Indian, non-white history now compulsory at Oxford University
A change in the history curriculum at Oxford University has made it mandatory for students to study Indian and other non-British and non-European history.world Updated: May 31, 2017 19:13 IST
A change in the history curriculum is making it mandatory for students at the University of Oxford to study Indian and other non-British and non-European history, amid growing claims that the teaching of philosophy and history in UK varsities is “too white”.
A recent campaign to remove the statue of colonialist Cecil Rhodes (1853-1902) from the Oriel College’s High Street frontage made much news last year, while students at the School of Oriental and African Studies want a curriculum free of “white” Aristotle, Kant and Plato.
An Oxford spokesperson told Hindustan Times that the change in history was not a response to the Rhodes or any other campaign, but part of a continuing review of curriculum. Oxford has a long record of research into colonial and Indian history.
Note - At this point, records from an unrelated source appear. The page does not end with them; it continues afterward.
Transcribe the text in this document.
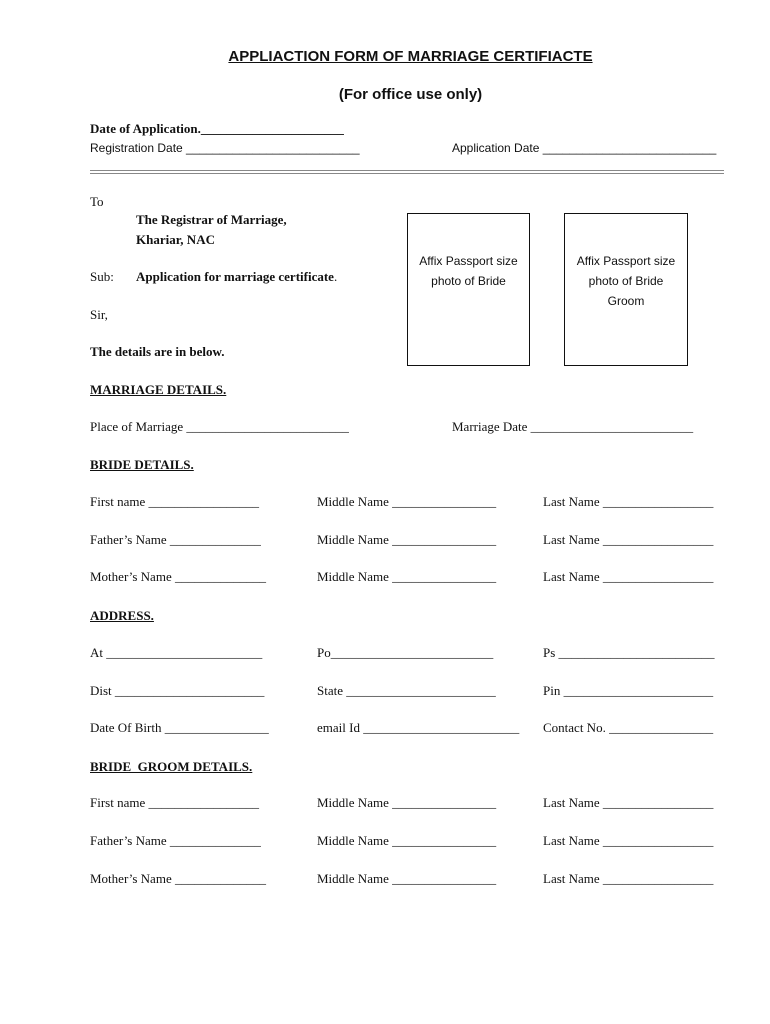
APPLIACTION FORM OF MARRIAGE CERTIFIACTE
(For office use only)
Date of Application.______________________
Registration Date __________________________	Application Date __________________________
To
The Registrar of Marriage,
Khariar, NAC
Sub: Application for marriage certificate.
Sir,
The details are in below.
Affix Passport size
photo of Bride
Affix Passport size
photo of Bride
Groom
MARRIAGE DETAILS.
Place of Marriage _________________________	Marriage Date _________________________
BRIDE DETAILS.
First name _________________	Middle Name ________________	Last Name _________________
Father’s Name ______________	Middle Name ________________	Last Name _________________
Mother’s Name ______________	Middle Name ________________	Last Name _________________
ADDRESS.
At ________________________	Po_________________________	Ps ________________________
Dist _______________________	State _______________________	Pin _______________________
Date Of Birth ________________	email Id ________________________ Contact No. ________________
BRIDE  GROOM DETAILS.
First name _________________	Middle Name ________________	Last Name _________________
Father’s Name ______________	Middle Name ________________	Last Name _________________
Mother’s Name ______________	Middle Name ________________	Last Name _________________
It will now be a requirement, rather than an option, for students to take a paper on non-British and non-European history as part of the change that has attracted much attention in British media, with reports linking it to the campaigns to de-colonise the curriculum.
The spokesperson said: “This is not a new paper; it is a new requirement that students take at least one non-British or non-European paper from among the existing options. And to re-emphasise, contrary to what some in the media have suggested, this is a university-led initiative and not a response to any kind of campaign or pressure.
“In particular, it was not a response to last year's Rhodes Must Fall campaign. In fact, the curriculum review began a couple of years before the campaign had even formed at Oxford.”
As academics at other universities debated the change at Oxford, the Rhodes Must Fall campaign group said the change did not go far enough, and that the real question is why non-European history did not become compulsory at the university until 2017.
A statement to Hindustan Times from Oxford’s faculty of history said: “The faculty regularly reviews and updates its course curriculum to reflect the latest developments in the subject. After a number of years of discussion and consultation among ourselves and with students, we have decided to make a number of changes to the curriculum.
“Among these is a requirement that students study one paper (from a wide range of such options) in non-British and non-European history, alongside two papers of British History and two papers of European History.”
It added, “Students take eleven papers in total during their history degree, and many of our students already take at least one paper of non-European/British history. We are pleased to be modernising and diversifying our curriculum in this way.”